Maldigestion issues! Thanks for speaking to this. It makes sense that low stomach acid and poor digestive enzyme support would lead to this. I’m thinking eating hygiene may also be contributory? If someone isn’t chewing their foid thoroughly, they are likely to see undigested foods right? Also w the stomach acid, importance of hydration before meals. Thank you so much for this valuable presentation! Thanks also for the identification tips! I think I may make a chart to show clients of various states of health or dis-ease based on BM’s…is that totally weird?!?

Jillian Raab
Jillian Raab

Thank you for another brilliant discourse from a FM perspective on the wonders of our body, this time on poop.

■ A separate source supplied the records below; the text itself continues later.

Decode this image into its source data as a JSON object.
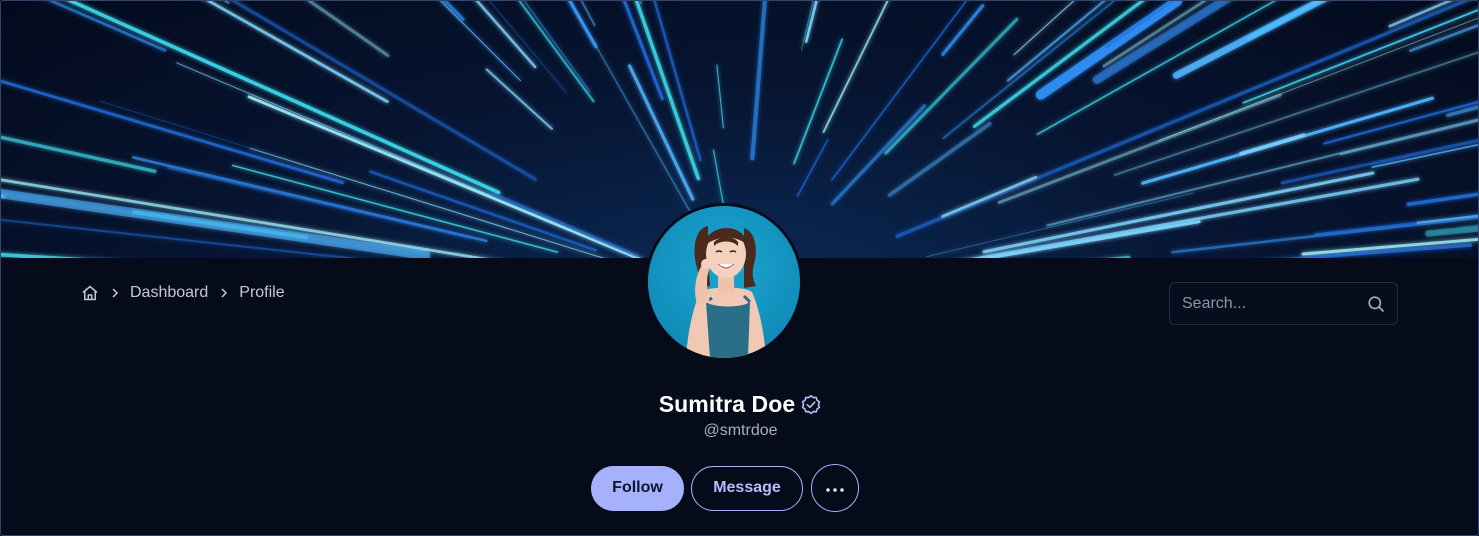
{
  "breadcrumb": {
    "home_icon": "home-icon",
    "items": [
      {
        "label": "Dashboard"
      },
      {
        "label": "Profile"
      }
    ]
  },
  "search": {
    "placeholder": "Search...",
    "value": "",
    "icon": "search-icon"
  },
  "profile": {
    "name": "Sumitra Doe",
    "handle": "@smtrdoe",
    "verified": true,
    "verified_icon": "verified-badge-icon"
  },
  "actions": {
    "follow_label": "Follow",
    "message_label": "Message",
    "more_label": "···"
  },
  "colors": {
    "background": "#050b18",
    "accent": "#a5b1fb",
    "cover_cyan": "#3fe0f2",
    "cover_blue": "#2f8cf0"
  }
}
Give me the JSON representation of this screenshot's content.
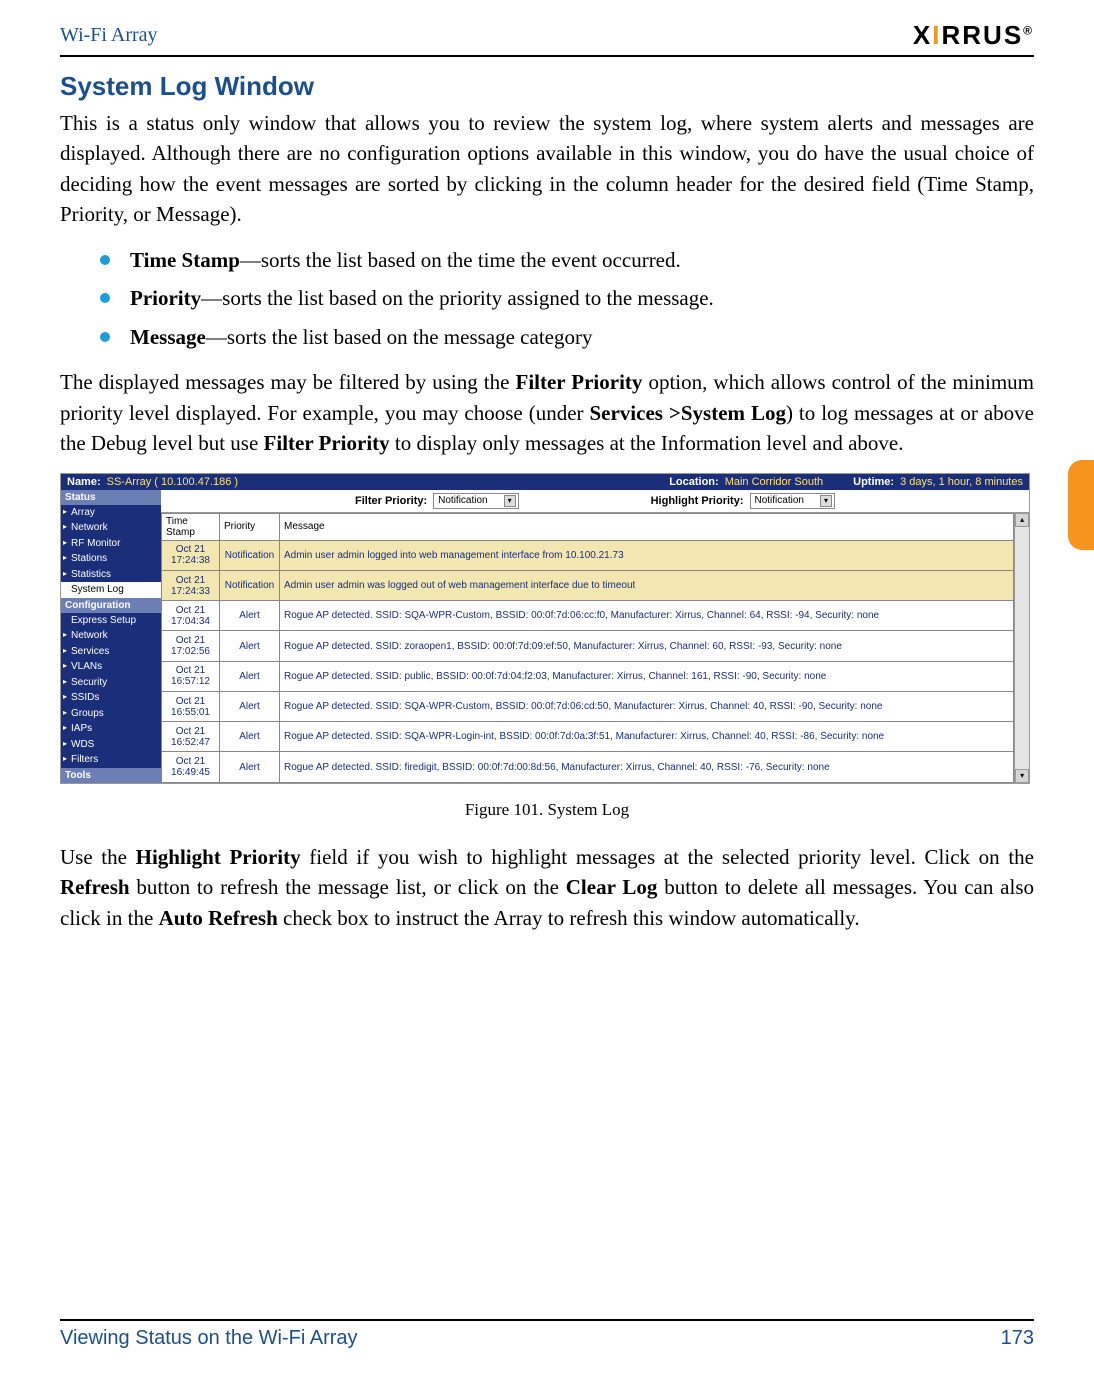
{
  "header": {
    "product": "Wi-Fi Array",
    "logo_text_pre": "X",
    "logo_text_mid": "I",
    "logo_text_post": "RRUS",
    "reg": "®"
  },
  "section_title": "System Log Window",
  "intro": "This is a status only window that allows you to review the system log, where system alerts and messages are displayed. Although there are no configuration options available in this window, you do have the usual choice of deciding how the event messages are sorted by clicking in the column header for the desired field (Time Stamp, Priority, or Message).",
  "bullets": [
    {
      "term": "Time Stamp",
      "desc": "—sorts the list based on the time the event occurred."
    },
    {
      "term": "Priority",
      "desc": "—sorts the list based on the priority assigned to the message."
    },
    {
      "term": "Message",
      "desc": "—sorts the list based on the message category"
    }
  ],
  "para2_a": "The displayed messages may be filtered by using the ",
  "para2_b": "Filter Priority",
  "para2_c": " option, which allows control of the minimum priority level displayed. For example, you may choose (under ",
  "para2_d": "Services >System Log",
  "para2_e": ") to log messages at or above the Debug level but use ",
  "para2_f": "Filter Priority",
  "para2_g": " to display only messages at the Information level and above.",
  "figure_caption": "Figure 101. System Log",
  "para3_a": "Use the ",
  "para3_b": "Highlight Priority",
  "para3_c": " field if you wish to highlight messages at the selected priority level. Click on the ",
  "para3_d": "Refresh",
  "para3_e": " button to refresh the message list, or click on the ",
  "para3_f": "Clear Log",
  "para3_g": " button to delete all messages. You can also click in the ",
  "para3_h": "Auto Refresh",
  "para3_i": " check box to instruct the Array to refresh this window automatically.",
  "footer": {
    "left": "Viewing Status on the Wi-Fi Array",
    "right": "173"
  },
  "screenshot": {
    "topbar": {
      "name_lbl": "Name:",
      "name_val": "SS-Array   ( 10.100.47.186 )",
      "loc_lbl": "Location:",
      "loc_val": "Main Corridor South",
      "up_lbl": "Uptime:",
      "up_val": "3 days, 1 hour, 8 minutes"
    },
    "nav": {
      "groups": [
        {
          "header": "Status",
          "items": [
            {
              "label": "Array",
              "arrow": true
            },
            {
              "label": "Network",
              "arrow": true
            },
            {
              "label": "RF Monitor",
              "arrow": true
            },
            {
              "label": "Stations",
              "arrow": true
            },
            {
              "label": "Statistics",
              "arrow": true
            },
            {
              "label": "System Log",
              "sel": true
            }
          ]
        },
        {
          "header": "Configuration",
          "items": [
            {
              "label": "Express Setup"
            },
            {
              "label": "Network",
              "arrow": true
            },
            {
              "label": "Services",
              "arrow": true
            },
            {
              "label": "VLANs",
              "arrow": true
            },
            {
              "label": "Security",
              "arrow": true
            },
            {
              "label": "SSIDs",
              "arrow": true
            },
            {
              "label": "Groups",
              "arrow": true
            },
            {
              "label": "IAPs",
              "arrow": true
            },
            {
              "label": "WDS",
              "arrow": true
            },
            {
              "label": "Filters",
              "arrow": true
            }
          ]
        },
        {
          "header": "Tools",
          "items": []
        }
      ]
    },
    "filters": {
      "filter_lbl": "Filter Priority:",
      "filter_val": "Notification",
      "hl_lbl": "Highlight Priority:",
      "hl_val": "Notification"
    },
    "columns": [
      "Time Stamp",
      "Priority",
      "Message"
    ],
    "rows": [
      {
        "ts": "Oct 21 17:24:38",
        "pr": "Notification",
        "msg": "Admin user admin logged into web management interface from 10.100.21.73",
        "hl": true
      },
      {
        "ts": "Oct 21 17:24:33",
        "pr": "Notification",
        "msg": "Admin user admin was logged out of web management interface due to timeout",
        "hl": true
      },
      {
        "ts": "Oct 21 17:04:34",
        "pr": "Alert",
        "msg": "Rogue AP detected. SSID: SQA-WPR-Custom, BSSID: 00:0f:7d:06:cc:f0, Manufacturer: Xirrus, Channel: 64, RSSI: -94, Security: none"
      },
      {
        "ts": "Oct 21 17:02:56",
        "pr": "Alert",
        "msg": "Rogue AP detected. SSID: zoraopen1, BSSID: 00:0f:7d:09:ef:50, Manufacturer: Xirrus, Channel: 60, RSSI: -93, Security: none"
      },
      {
        "ts": "Oct 21 16:57:12",
        "pr": "Alert",
        "msg": "Rogue AP detected. SSID: public, BSSID: 00:0f:7d:04:f2:03, Manufacturer: Xirrus, Channel: 161, RSSI: -90, Security: none"
      },
      {
        "ts": "Oct 21 16:55:01",
        "pr": "Alert",
        "msg": "Rogue AP detected. SSID: SQA-WPR-Custom, BSSID: 00:0f:7d:06:cd:50, Manufacturer: Xirrus, Channel: 40, RSSI: -90, Security: none"
      },
      {
        "ts": "Oct 21 16:52:47",
        "pr": "Alert",
        "msg": "Rogue AP detected. SSID: SQA-WPR-Login-int, BSSID: 00:0f:7d:0a:3f:51, Manufacturer: Xirrus, Channel: 40, RSSI: -86, Security: none"
      },
      {
        "ts": "Oct 21 16:49:45",
        "pr": "Alert",
        "msg": "Rogue AP detected. SSID: firedigit, BSSID: 00:0f:7d:00:8d:56, Manufacturer: Xirrus, Channel: 40, RSSI: -76, Security: none"
      }
    ]
  }
}
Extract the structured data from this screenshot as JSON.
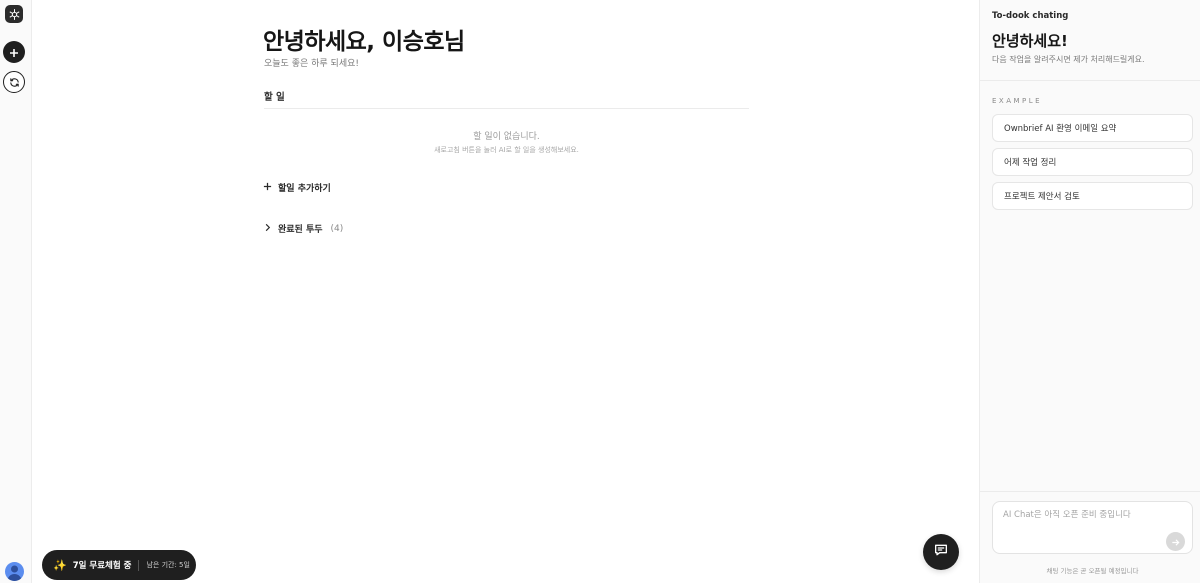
{
  "sidebar": {
    "logo_icon": "openai-logo-icon",
    "add_icon": "plus-icon",
    "refresh_icon": "refresh-icon",
    "avatar_icon": "user-avatar-icon"
  },
  "main": {
    "title": "안녕하세요, 이승호님",
    "subtitle": "오늘도 좋은 하루 되세요!",
    "section_label": "할 일",
    "empty_title": "할 일이 없습니다.",
    "empty_sub": "새로고침 버튼을 눌러 AI로 할 일을 생성해보세요.",
    "add_todo": "할일 추가하기",
    "completed_label": "완료된 투두",
    "completed_count": "(4)"
  },
  "trial": {
    "icon": "sparkles-icon",
    "label": "7일 무료체험 중",
    "remaining": "남은 기간: 5일"
  },
  "chat_fab_icon": "chat-bubble-icon",
  "panel": {
    "app_name": "To-dook chating",
    "greeting": "안녕하세요!",
    "subtitle": "다음 작업을 알려주시면 제가 처리해드릴게요.",
    "example_label": "EXAMPLE",
    "examples": [
      "Ownbrief AI 환영 이메일 요약",
      "어제 작업 정리",
      "프로젝트 제안서 검토"
    ],
    "input_placeholder": "AI Chat은 아직 오픈 준비 중입니다",
    "note": "채팅 기능은 곧 오픈될 예정입니다"
  },
  "colors": {
    "dark": "#1f1f1f",
    "accent_gold": "#f0c14b",
    "avatar_blue": "#5b8def"
  }
}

It was good to review for me and what a wonderful diagnostic tool it provides. Having spent 3 months working as a junior student nurse in a bed-pan sluice room in the 1970’s, I learned first hand the importance of understanding how feces and urine can give an immediate direction to diagnosis. So now I look a little further to the root cause!
The one thing I didn’t learn was your ever present pearl of magnesium and its effect on our gut. It was also a great reminder that too much magnesium can itself cause low magnesium.
The other pearl was hormones and how important they are in bowel function.
All wonderful gems!

Beth
Beth

Really informative lecture. I really learned a lot. I learned what the color of stools indicate and then the different reasons for constipation or diarrhea. My clients mention this often and I did not know what it meant until now. I am happy that I will be able to understand this topic more. And thanks for pointing out about the Bristol scale, and that we can print it out.